Mercredi 20 juin 2018
de la Férie
4e classe
Temps après la Pentecôte

Mémoire de S. Silvère,

pape et martyr




Oraison - collecte
Faites, Seigneur, que nous ayons toujours la crainte et l’amour de Votre saint Nom, parce que Vous ne cessez jamais de diriger ceux que Vous établissez dans la solidité de Votre amour. Par Jésus-Christ Votre Fils, Notre Seigneur, qui vit et règne avec Vous dans l’unité du Saint-Esprit, Dieu dans tous les siècles des siècles. Ainsi soit-il.


Mémoire de saint Silvère, pape et martyr  :


Dieu tout-puissant, regardez notre faiblesse ; et parce que le poids de nos péchés nous accable, fortifiez-nous par la glorieuse intercession du bienheureux Silvère Votre Martyr et Pontife. Nous vous le demandons par Jésus-Christ Votre Fils, Notre Seigneur, qui vit et règne avec Vous dans l’unité du Saint-Esprit, Dieu dans tous les siècles des siècles.

Ainsi soit-il

Vie du Saint du jour
Fils du Pape saint Hormisdas qui était marié avant d’être dans les Ordres, saint Silvère fut revêtu de la plénitude du Sacerdoce en succédant à saint Agapit sur le trône pontifical.


L’impératrice de Constantinople, Théodora, sollicita de lui le rétablissement sur le siège pontifical de cette ville d’un hérésiarque, qui, « vivant au gré de ses désirs impies et n’ayant pas l’Esprit de Dieu », avait été déposé par saint Agapit. Le Pape s’y étant refusé, Théodora le fit exiler dans l’île de Ponza. Disciple du Christ, le Saint Pontife porta à sa suite cette lourde croix, et gouverna de là l’Église « en se nourrissant, comme on rapporte qu’il le disait lui-même, du pain de l’affliction et de l’eau de l’angoisse ». Au bout de peu de temps, saint Silvère, miné par les privations et les souffrances, s’endormit dans le Seigneur, en l’an 538.

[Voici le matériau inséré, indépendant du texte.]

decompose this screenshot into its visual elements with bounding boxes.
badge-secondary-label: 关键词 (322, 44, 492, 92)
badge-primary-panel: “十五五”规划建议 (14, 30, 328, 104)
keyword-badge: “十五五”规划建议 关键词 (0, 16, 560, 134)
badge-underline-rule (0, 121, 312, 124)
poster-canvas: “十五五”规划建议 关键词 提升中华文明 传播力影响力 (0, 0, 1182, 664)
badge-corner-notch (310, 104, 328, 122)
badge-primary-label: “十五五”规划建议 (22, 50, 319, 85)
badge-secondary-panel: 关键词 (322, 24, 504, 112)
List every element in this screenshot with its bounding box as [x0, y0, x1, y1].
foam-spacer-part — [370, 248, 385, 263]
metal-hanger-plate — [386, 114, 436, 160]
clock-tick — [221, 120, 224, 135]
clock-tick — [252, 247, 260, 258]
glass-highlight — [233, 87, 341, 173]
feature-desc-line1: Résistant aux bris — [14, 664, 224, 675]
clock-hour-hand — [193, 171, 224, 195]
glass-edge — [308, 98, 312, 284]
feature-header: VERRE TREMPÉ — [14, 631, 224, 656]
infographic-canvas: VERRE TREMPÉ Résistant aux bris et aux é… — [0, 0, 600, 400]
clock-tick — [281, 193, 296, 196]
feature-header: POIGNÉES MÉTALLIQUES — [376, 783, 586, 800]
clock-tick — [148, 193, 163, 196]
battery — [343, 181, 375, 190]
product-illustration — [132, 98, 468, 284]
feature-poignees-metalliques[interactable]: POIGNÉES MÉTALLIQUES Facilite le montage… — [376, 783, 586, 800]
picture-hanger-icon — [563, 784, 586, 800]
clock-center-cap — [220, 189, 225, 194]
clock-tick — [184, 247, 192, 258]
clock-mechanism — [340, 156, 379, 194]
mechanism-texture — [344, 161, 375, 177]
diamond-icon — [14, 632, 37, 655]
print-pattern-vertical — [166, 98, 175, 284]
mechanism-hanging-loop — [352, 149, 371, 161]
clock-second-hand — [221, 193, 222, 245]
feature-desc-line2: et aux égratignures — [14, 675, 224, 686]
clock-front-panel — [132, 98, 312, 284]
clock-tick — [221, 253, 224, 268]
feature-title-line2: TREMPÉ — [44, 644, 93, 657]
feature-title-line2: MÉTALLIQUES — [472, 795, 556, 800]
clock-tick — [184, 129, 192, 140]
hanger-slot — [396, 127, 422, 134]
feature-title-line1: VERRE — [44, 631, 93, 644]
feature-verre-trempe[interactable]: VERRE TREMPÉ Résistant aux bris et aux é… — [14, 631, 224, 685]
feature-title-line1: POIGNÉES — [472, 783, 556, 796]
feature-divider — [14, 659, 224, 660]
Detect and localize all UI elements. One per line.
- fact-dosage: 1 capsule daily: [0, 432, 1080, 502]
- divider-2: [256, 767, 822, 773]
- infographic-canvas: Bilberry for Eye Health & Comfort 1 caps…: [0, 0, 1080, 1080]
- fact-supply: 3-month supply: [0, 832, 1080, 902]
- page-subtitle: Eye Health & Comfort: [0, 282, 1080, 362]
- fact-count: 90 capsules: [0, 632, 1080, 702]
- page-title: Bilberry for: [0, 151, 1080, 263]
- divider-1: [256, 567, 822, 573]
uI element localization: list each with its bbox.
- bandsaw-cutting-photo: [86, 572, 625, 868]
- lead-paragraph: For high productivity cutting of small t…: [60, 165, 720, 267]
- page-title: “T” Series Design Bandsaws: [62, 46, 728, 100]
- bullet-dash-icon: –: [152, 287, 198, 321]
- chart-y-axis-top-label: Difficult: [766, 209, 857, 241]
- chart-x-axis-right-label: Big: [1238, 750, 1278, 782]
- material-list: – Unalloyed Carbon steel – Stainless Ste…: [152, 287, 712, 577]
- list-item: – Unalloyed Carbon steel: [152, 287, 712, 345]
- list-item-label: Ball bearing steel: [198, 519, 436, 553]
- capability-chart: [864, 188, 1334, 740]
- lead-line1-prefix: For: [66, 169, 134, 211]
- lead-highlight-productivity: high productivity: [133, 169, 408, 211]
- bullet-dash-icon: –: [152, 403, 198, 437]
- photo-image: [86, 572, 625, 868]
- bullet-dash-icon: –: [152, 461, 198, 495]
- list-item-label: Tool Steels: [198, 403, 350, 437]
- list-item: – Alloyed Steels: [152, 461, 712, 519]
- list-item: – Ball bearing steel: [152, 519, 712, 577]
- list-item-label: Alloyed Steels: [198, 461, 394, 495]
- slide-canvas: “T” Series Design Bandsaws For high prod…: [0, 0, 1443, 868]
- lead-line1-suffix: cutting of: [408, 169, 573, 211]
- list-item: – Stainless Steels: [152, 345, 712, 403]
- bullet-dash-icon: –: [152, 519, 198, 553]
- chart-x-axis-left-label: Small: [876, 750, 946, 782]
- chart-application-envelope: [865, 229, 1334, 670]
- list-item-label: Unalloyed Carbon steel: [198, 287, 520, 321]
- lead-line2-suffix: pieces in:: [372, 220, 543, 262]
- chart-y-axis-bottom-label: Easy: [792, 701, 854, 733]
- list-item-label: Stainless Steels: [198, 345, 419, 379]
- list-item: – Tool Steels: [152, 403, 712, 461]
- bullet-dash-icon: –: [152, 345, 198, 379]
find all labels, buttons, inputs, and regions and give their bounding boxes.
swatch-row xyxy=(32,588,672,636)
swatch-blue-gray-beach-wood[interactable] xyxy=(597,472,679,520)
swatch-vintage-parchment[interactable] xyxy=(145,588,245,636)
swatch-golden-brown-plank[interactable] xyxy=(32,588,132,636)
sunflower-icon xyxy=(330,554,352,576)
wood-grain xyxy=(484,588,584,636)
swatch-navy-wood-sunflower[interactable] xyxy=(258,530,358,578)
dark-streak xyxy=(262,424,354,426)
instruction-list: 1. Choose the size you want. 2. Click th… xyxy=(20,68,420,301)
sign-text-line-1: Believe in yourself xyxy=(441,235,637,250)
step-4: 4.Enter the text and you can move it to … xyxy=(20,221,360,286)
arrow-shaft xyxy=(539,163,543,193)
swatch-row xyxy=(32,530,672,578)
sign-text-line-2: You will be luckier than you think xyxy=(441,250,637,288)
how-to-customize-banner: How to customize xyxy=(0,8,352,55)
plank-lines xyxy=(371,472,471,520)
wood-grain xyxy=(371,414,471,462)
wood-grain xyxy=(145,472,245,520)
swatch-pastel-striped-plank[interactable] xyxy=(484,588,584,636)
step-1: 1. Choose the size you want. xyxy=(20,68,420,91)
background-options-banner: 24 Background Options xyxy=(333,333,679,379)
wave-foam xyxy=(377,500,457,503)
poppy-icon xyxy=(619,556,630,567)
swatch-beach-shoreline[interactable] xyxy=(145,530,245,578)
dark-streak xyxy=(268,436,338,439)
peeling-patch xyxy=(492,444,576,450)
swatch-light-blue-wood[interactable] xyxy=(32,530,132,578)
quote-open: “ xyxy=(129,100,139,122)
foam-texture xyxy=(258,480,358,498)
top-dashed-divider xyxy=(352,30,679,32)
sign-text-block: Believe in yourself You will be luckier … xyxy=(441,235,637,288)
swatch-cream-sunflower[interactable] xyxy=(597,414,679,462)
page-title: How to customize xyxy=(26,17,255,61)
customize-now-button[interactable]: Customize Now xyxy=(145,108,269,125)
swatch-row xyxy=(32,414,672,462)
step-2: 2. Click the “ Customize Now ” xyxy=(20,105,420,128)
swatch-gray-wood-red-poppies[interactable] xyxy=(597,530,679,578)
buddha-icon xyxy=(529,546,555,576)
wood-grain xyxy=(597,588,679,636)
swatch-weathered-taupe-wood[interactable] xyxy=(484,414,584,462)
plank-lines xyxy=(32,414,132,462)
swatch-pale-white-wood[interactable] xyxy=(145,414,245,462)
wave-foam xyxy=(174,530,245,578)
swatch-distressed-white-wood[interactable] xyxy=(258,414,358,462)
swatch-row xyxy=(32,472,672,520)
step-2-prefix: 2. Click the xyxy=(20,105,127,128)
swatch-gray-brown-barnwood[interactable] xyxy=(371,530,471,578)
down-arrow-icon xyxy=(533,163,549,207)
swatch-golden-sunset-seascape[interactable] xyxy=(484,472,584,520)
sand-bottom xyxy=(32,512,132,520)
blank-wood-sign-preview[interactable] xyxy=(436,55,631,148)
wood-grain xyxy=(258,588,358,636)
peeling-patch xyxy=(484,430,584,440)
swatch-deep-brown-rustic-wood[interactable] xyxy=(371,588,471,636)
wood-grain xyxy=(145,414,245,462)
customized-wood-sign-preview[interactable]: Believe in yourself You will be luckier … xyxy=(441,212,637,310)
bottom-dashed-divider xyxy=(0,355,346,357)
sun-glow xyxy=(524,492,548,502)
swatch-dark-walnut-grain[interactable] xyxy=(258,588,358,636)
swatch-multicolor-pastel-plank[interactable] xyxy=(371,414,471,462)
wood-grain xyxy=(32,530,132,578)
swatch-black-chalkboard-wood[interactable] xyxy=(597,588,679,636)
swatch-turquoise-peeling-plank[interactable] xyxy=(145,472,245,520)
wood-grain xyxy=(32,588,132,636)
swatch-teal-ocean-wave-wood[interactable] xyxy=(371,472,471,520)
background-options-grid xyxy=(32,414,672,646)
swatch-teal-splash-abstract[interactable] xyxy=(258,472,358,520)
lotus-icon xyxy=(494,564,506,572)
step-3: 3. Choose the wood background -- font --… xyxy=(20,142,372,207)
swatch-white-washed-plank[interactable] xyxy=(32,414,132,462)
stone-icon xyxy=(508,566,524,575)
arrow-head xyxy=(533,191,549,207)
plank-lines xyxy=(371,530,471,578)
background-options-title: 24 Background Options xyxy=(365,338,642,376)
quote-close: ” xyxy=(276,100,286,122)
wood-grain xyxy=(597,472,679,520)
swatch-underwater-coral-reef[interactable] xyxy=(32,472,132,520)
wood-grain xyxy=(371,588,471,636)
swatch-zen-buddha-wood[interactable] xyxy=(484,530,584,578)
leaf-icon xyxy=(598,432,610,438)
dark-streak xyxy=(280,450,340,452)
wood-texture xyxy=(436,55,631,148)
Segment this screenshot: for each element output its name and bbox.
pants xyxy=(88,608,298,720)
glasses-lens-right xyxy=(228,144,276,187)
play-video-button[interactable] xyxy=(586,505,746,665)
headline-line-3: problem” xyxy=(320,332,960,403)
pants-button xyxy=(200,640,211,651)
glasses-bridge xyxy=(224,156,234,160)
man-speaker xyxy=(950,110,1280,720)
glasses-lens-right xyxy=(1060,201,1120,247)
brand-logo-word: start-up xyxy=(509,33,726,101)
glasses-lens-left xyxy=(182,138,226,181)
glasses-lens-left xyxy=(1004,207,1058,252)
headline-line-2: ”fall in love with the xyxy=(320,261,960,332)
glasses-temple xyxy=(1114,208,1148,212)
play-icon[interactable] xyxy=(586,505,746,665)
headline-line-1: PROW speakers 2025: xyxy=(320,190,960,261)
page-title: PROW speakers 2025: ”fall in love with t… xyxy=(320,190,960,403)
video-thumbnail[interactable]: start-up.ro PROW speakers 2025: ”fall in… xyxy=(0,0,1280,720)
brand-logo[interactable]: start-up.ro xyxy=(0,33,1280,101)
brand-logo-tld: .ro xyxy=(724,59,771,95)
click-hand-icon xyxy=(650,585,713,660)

Son corps, porté à Rome et déposé dans la basilique Vaticane, a été illustré par de nombreux miracles.


Guidés par l’Esprit-Saint, demandons à Dieu d’aider notre faiblesse, et de nous remplir du courage dont le bienheureux Silvère a fait preuve, pour la défense de la Vérité.


 voir la grande vie du Saint


Résolution pratique du jour
Conservez la paix de votre cœur et la confiance en Dieu au milieu des injustices des hommes.